Underneath, she was darker. Light casts shadows and she had to be good at navigating under the light, as though her path lay always behind a waterfall or through a thick forest. She learned to listen for the sounds under her feet and over her head. The dark was mostly soft and alive. It is, she thought to herself, where we all started.

There were days when she needed more light, and then she had to turn down the shine so she could find the sun. One day, she wrapped herself in soft, dim clothes and set out to find something in the light to give her focus in the dark. She did not know where she was going or how long it would take. She packed water and fruit and nuts and chocolate and she set off on foot. Walking is the best way to see where you are and she knew that she would need clear eyes to find what she was looking for.

As she walked, she learned more about the sounds she knew from the dark. She was curious about everything, the grain in the cement underfoot, the texture of a bird's feathers, the way a scarf transformed a face. She listened, her head tilted to one side and her eyes bright with intensity. It was hard to know what kind of bird she might be.

It seemed, at last, like there was no object and no learning that she could take into the dark to keep her clear and focused while her light shone for those around her. She had walked a very long way, and listened to a thousand stories, and her eyes were tired. She found a bed, and turned down the light, and rested.

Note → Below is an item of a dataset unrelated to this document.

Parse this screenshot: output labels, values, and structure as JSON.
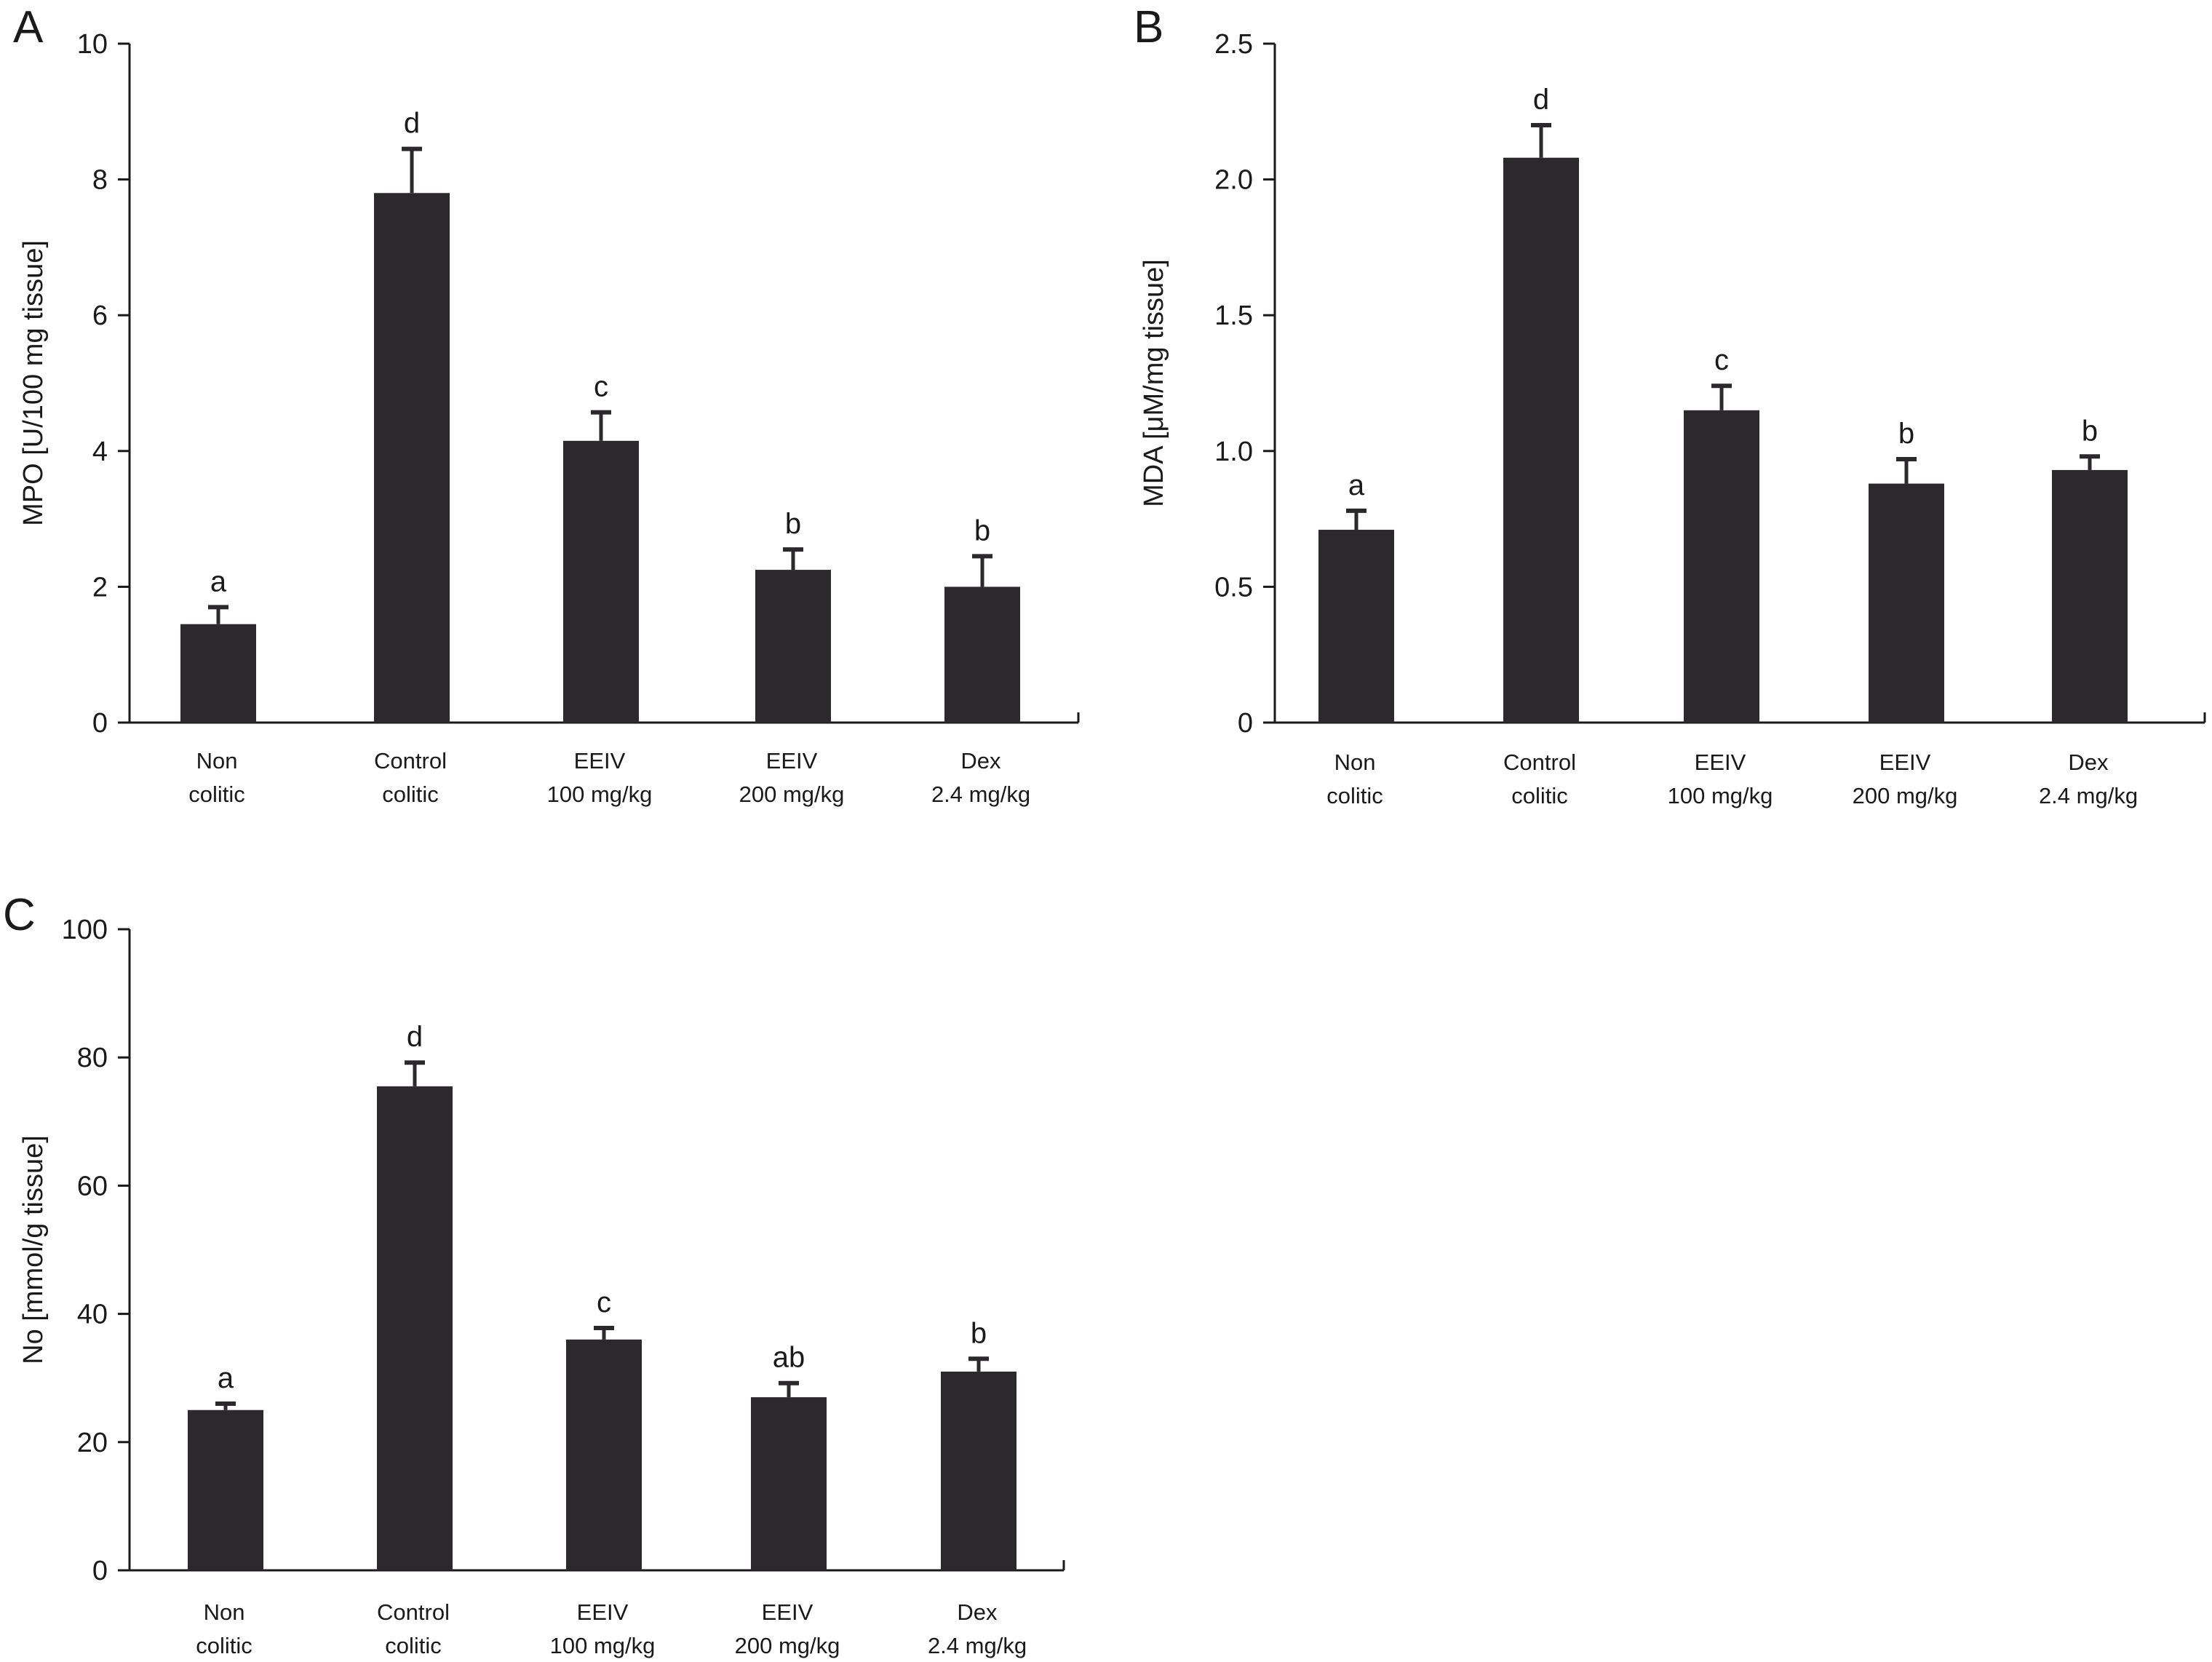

And while she rested she dreamed. She dreamed of flying and of falling. She dreamed of waters that flowed in a rush and of images that flowed in a rush. She was connected and disconnected, and scared and peaceful. Her body moved without tension to the flow of her dreams, and her breathing was quick and shallow and then deeper and then deeper still. She dreamed herself all the way to the bottom of her dreams, untangling all the threads and working through all the loops.

As she began the long walk home, she began to shine, a little more each day. Inside, she walked in the shadows and she listened. Sometimes she smiled. She knew now what she had come to find was not something she could hold and not something she could lose. She knew that whether the light was shining from her or on her, there would be shadows and blurred edges and that sound has shadows of its own. Sometimes she cried.

And sometimes, she lay down and dreamed, in a great rush, until she worked her way all the way down to the source and rested.